Nothing can bring back a lost 2014 indoor season for LSU All-American sprinter Aaron Ernest.
Well, almost nothing.
Ernest’s junior season was a track athlete’s worst nightmare: A hamstring injury suffered during a pre-Christmas workout and a couple of setbacks after the season began in January limited him to four races — two at 60 meters and two at 200 meters — indoors.
It was a tough pill to swallow for Ernest, who one year earlier stamped himself as one of the Southeastern Conference’s premier sprinters when he claimed the title in the 200 meters at the league’s indoor championships after finishing second as a freshman.
“In addition to not being able to help my team, I didn’t have a chance to defend my (SEC) title,” Ernest said earlier this week. “That was real hard. … It was really frustrating.”
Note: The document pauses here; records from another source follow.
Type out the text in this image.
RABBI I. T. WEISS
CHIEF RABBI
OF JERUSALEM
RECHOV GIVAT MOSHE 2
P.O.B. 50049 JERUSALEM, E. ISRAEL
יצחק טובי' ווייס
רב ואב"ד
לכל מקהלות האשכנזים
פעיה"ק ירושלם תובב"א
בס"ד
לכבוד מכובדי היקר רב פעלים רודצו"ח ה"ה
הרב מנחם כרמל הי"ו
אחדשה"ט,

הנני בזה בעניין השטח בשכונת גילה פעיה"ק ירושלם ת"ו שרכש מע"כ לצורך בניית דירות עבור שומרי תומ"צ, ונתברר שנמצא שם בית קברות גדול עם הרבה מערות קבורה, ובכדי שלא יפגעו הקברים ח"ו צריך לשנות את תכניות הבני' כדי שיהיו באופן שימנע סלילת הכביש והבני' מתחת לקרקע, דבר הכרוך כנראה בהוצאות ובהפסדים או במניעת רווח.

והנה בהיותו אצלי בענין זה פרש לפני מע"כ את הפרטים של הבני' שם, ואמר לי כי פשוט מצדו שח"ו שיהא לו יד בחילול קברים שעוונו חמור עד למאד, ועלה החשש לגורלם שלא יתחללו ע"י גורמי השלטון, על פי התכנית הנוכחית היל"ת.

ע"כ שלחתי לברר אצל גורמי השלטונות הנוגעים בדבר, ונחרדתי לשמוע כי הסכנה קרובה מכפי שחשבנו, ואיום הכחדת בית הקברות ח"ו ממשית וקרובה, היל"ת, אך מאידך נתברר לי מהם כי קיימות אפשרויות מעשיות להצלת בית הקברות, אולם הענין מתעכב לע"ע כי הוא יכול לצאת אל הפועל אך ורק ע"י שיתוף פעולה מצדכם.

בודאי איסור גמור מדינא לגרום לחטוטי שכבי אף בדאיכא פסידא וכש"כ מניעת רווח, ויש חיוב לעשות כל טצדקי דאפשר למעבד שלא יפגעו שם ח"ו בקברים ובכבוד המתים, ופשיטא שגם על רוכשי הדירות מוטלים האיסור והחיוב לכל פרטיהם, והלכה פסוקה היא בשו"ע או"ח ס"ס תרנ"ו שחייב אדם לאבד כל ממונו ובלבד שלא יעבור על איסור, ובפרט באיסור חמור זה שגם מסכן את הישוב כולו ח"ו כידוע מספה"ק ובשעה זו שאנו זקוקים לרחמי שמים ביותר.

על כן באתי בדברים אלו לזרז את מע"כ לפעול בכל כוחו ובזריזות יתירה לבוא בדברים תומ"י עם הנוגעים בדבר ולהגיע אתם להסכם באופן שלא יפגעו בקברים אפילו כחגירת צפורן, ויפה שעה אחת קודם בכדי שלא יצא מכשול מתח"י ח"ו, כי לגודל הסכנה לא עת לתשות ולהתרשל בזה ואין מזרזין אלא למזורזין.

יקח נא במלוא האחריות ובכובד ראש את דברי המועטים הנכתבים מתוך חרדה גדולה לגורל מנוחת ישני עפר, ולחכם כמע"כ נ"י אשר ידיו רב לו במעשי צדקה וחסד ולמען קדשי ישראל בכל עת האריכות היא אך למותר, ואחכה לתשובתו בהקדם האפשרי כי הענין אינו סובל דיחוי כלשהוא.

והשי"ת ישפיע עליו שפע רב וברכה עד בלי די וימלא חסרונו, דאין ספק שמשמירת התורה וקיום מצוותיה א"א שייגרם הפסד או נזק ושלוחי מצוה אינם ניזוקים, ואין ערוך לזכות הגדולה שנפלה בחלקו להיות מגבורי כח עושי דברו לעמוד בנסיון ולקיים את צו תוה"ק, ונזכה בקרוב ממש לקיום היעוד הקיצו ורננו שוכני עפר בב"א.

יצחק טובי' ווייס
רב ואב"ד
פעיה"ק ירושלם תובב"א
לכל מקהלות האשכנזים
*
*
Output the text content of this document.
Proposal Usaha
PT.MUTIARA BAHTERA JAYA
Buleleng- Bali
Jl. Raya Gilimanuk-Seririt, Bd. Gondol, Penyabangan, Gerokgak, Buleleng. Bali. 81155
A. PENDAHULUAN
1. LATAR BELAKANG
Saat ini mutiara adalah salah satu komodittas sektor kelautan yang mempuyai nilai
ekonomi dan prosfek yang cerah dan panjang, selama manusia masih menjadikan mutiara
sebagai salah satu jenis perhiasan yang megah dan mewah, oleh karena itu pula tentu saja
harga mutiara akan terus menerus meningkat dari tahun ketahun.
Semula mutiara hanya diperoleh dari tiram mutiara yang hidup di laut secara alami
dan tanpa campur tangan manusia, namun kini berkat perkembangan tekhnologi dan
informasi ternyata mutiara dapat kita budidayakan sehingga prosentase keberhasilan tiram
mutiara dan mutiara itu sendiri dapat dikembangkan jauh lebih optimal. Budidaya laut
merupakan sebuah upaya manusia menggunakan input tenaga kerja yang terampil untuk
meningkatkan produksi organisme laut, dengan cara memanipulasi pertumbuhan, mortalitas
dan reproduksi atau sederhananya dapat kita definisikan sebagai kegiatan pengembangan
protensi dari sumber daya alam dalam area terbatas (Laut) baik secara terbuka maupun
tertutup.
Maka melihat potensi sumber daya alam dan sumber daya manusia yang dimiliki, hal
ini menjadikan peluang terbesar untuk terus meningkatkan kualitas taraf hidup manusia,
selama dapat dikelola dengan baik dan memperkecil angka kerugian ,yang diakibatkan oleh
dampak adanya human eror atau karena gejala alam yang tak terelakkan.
Ernest, a New Orleans native, and LSU coach Dennis Shaver attributed his troubles to a brutally-cold winter and the fact that the Tigers and Lady Tigers had to train in the harsh conditions because the Carl Maddox Field House was under renovation.
“At the time, all I could think about was getting back this season and winning that title,” said Ernest, who tried the 200 at the SEC indoor meet last year and ran a subpar time of 21.21 seconds. “I didn’t really get a chance to defend.”
So that was the motivator for this season even though Shaver said it doesn’t take much to get the competitive Ernest going.
“A very positive aspect was having the facility back this year,” Shaver said. “Aaron worked hard to prepare himself to have a good season.”
As a result, a good indoor season can become a great one for Ernest in the NCAA indoor championships that begin a two-day run Friday in Fayetteville, Arkansas.
Ernest is part of a seven-man contingent for the eighth-ranked Tigers, who’ll have six scoring chances. The 15th-ranked Lady Tigers have seven entrants in eight events, including the nation’s top shot-putter in Tori Bliss.
Ernest regained his SEC 200 meters title two weeks ago when he clocked a time of 20.69 seconds in the final, one day after posting the second-fastest time in the nation with a 20.67 in the semifinals. In doing so, Ernest defeated Texas A&M’s Shavez Hart, who posted the fastest time earlier this year at 20.57.
“It was big, very big,” Ernest said of his victory over Hart at the conference meet. “My main goal going into every year is to win an SEC title and an NCAA title. So that was a big first step for me.
“It gave me some confidence going into nationals. (Hart) is a great runner — one of the best in the NCAA and the world. But we have 16 good sprinters in this race and we’ve all beaten each other at one time or another.”
But competition is what it’s all about for Ernest.
“I don’t care if we’re playing video games or whatever, I want to beat you,” he said. “That just carries over to the track. I’m friends with all those guys, but when we start to warm up, we’re not friends any more. My goal is to beat everybody in the race.”
Of course, it’s easier to try to do that when you’re healthy.
“I’m 100 percent coming into this meet, there are no injuries or lingering pain,” he said. “To win would mean everything to me. This is what I’ve been working toward for four years. This is why I work hard every day.”